This post will make more sense if you read yesterday's post first.
Yesterday I went to see a counselor. We started by asking God's protection over the time, that no lying spirits would speak, only the Spirit of truth, in the name of the Lord Jesus Christ.
Now I know that for some of you reading this, that might make no sense at all - -- might seem like a bunch of mumbo jumbo. Your reaction might be similar to that I feel when I see people using crystals. I hope you hear me out anyways.
I told Susan, the counselor, of a time when I was a kid -- of six? eight years? -- when I had some disagreement with my mom. My mom was incensed at my lack of respect -- probably the tone of voice I used. I don't think I called my mom any names, even as a teenager. She told me that when my dad got home, he would deal with me.
Well, he did. With his belt. The first and the last time he did that. Even now I can see him out on the concrete patio pulling his thin, brown leather belt out of the grey loops of his trousers. It's been just a shadow of a memory in my mind lately, no feeling attached to it. But as I talked to Susan the dread came ebbing back, then a flood of terror and anger. I felt betrayed by my dad. He hadn't even listened to my side of the story -- just acted on what my mom said.
Susan asked me, "What did you decide on the basis of that?"
"To be very good and very smart."
That sums up well the thrust of my life -- such a burden. After this, I explored wtih Susan another memory that portends me taking on jobs too big for me in order to forestall conflict, keep anger at bay.
No violence in that next memory, but still it brought momentous effects. I was a child of perhaps ten (old enough that my siblings had stayed home from this binannual trip to southern CA to relatives). I was trying to read a map and give my dad directions of how to go through Pasadena. No one had taught me how to read a map and I didn't feel competent. I didn't like the job but did it to preclude my mother taking that role and the inevitable anger and arguement between her and dad if she did so. I hated (and still hate) open expressions of anger between people.

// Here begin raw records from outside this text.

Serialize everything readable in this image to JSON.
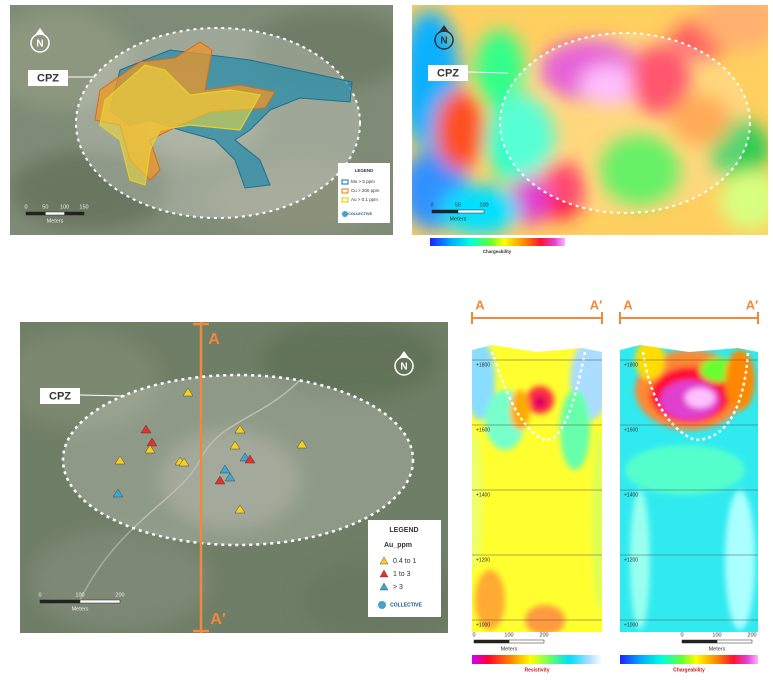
{
  "map_tl": {
    "north": "N",
    "zone": "CPZ",
    "legend": {
      "title": "LEGEND",
      "items": [
        "Mo > 5 ppm",
        "Cu > 200 ppm",
        "Au > 0.1 ppm"
      ],
      "logo": "COLLECTIVE"
    },
    "scale": [
      "0",
      "50",
      "100",
      "150"
    ],
    "scale_unit": "Meters"
  },
  "map_tr": {
    "north": "N",
    "zone": "CPZ",
    "scale": [
      "0",
      "50",
      "100"
    ],
    "scale_unit": "Meters",
    "colorbar": "Chargeability"
  },
  "map_bl": {
    "section": [
      "A",
      "A′"
    ],
    "north": "N",
    "zone": "CPZ",
    "legend": {
      "title": "LEGEND",
      "field": "Au_ppm",
      "items": [
        "0.4 to 1",
        "1 to 3",
        "> 3"
      ],
      "logo": "COLLECTIVE"
    },
    "scale": [
      "0",
      "100",
      "200"
    ],
    "scale_unit": "Meters"
  },
  "section_resistivity": {
    "ends": [
      "A",
      "A′"
    ],
    "elevations": [
      "+1800",
      "+1600",
      "+1400",
      "+1200",
      "+1000"
    ],
    "scale": [
      "0",
      "100",
      "200"
    ],
    "scale_unit": "Meters",
    "colorbar": "Resistivity"
  },
  "section_chargeability": {
    "ends": [
      "A",
      "A′"
    ],
    "elevations": [
      "+1800",
      "+1600",
      "+1400",
      "+1200",
      "+1000"
    ],
    "scale": [
      "0",
      "100",
      "200"
    ],
    "scale_unit": "Meters",
    "colorbar": "Chargeability"
  }
}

What's the point of all this? I asked Jesus to come into these memories and I believe I'm a new person as a result of that.
The details: After I asked Jesus to come, at first I just saw myself with a plexiglass cube around my torso. It extended in front, on my sides and behind me so that I was shielded. It represented my defenses, the protection devices I've devised to keep people from getting too close and hurting me further.
I decided I wanted the hard rigid sides of my cube protection off, despite that being scary. I don't know whether I took it off or Jesus. But repentance is like that -- I do it, but God helps me do it. Then I saw myself naked with barbed arrows going through me. It hurt. A lot.
I asked Jesus's help. He took them out, but big round holes as big as nickels remained. I looked at myself and saw the blood trickling down from some twenty scattered holes. He took a white cloth and wiped them clean and applied salve.
Then he invited me on his lap. I sat there on his soft, brown robe extended wide over his spread knees. I wanted to cuddle with him but was afraid of messing him up. He told me, "Don't worry. I don't care." Then I leaned against his breast.
I wanted to look into his eyes, but couldn't see his face. So I asked him why. I heard an old song, "Look into my love eyes . . . I washed you with the blood flowing from those love eyes." I knew then I need to keep looking in Jesus's eyes so as to feel the love from him, know him as my source of rightness and that would diminish the pain of others' anger.
I came home feeling free of an immense burden, feeling loved. I decided I needed to relax that night, not do more unpacking. In the hours since then, I keep hearing the echo, "Look into His love eyes." So although I'm sad that a given person is mad at me, I'm not paniced, not turning it over and over in my mind as I normally do. When I think of Jesus I see a big smile and feel a light beam chasing away intruding darkness.